If abortions are again forbidden, will illegal abortions, with all of their alleged tragic consequences, take their place? Certainly in Poland the answer is in—it is a resounding no. In fact, the women in Poland are clearly healthier now, from a gynecologic and obstetric standpoint, than they were when abortions were legal.*
J.C. Willke, “Clear Evidence: If Forbidden, Abortion Will Not Return to the Back Alley,” Life Issues Connector, Life Issues Institute, April, 2000,1,3.
That brings me back to my core argument: any anti-abortion law is bound to be either inacceptably obnoxious or inacceptably ineffective.
Not so, according to the above.

Also:
For decades prior to its legalization, 90 percent of abortions were done by physicians in their offices, not in back alleys.

Fifteen years before abortion was legal in America, around 85 percent of illegal abortions were done by “reputable physicians in good standing in their local medical associations.”* In 1960, Planned Parenthood stated that “90% of all illegal abortions are presently done by physicians.”* The vast majority of abortions were not done in back alleys but in the back offices of licensed physicians.
The Church’s position is not the subject of this thread.

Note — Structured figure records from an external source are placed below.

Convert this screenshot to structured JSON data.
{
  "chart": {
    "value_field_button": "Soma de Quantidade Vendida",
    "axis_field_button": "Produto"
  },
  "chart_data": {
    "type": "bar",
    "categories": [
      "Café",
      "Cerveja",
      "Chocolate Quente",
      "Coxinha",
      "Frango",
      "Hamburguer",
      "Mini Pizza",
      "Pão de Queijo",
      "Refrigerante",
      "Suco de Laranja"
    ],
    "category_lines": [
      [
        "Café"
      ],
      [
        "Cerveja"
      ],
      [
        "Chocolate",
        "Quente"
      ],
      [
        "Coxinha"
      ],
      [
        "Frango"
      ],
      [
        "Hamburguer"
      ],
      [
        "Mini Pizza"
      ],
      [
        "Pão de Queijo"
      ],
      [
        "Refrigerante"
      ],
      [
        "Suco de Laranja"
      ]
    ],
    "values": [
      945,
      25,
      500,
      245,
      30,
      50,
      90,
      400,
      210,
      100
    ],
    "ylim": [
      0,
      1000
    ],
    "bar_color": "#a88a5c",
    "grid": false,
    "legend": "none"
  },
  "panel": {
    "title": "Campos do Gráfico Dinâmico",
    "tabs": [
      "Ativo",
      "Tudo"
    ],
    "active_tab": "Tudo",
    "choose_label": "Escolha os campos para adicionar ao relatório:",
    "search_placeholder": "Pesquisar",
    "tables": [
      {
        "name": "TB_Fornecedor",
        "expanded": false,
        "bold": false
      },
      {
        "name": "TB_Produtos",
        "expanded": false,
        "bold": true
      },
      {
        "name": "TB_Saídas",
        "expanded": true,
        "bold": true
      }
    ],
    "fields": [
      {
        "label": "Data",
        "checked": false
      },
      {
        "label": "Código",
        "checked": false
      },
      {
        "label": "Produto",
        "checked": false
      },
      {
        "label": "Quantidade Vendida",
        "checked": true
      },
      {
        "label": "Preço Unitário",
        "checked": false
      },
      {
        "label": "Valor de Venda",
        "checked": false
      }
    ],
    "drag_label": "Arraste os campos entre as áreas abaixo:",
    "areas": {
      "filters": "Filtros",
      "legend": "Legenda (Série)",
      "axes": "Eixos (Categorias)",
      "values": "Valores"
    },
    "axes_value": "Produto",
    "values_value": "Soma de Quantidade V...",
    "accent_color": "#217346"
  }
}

It’s the misguided attempts of writing laws based on Church’s position that backfire.
But the Church’s position IS that bans like Poland’s are necessary.

From the Catechism of the Catholic Church:
[2270](javascript:openWindow(‘cr/2270.htm’)😉 Human life must be respected and protected absolutely from the moment of conception. From the first moment of his existence, a human being must be recognized as having the rights of a person - among which is the inviolable right of every innocent being to life.
[2273](javascript:openWindow(‘cr/2273.htm’)😉 The inalienable right to life of every innocent human individual is a constitutive element of a civil society and its legislation:
The inalienable rights of the person must be recognized and respected by civil society and the political authority. These human rights depend neither on single individuals nor on parents; nor do they represent a concession made by society and the state; they belong to human nature and are inherent in the person by virtue of the creative act from which the person took his origin. Among such fundamental rights one should mention in this regard every human being’s right to life and physical integrity from the moment of conception until death.”
"The moment a positive law deprives a category of human beings of the protection which civil legislation ought to accord them, the state is denying the equality of all before the law. When the state does not place its power at the service of the rights of each citizen, and in particular of the more vulnerable, the very foundations of a state based on law are undermined. . . . As a consequence of the respect and protection which must be ensured for the unborn child from the moment of conception, the law must provide appropriate penal sanctions for every deliberate violation of the child’s rights."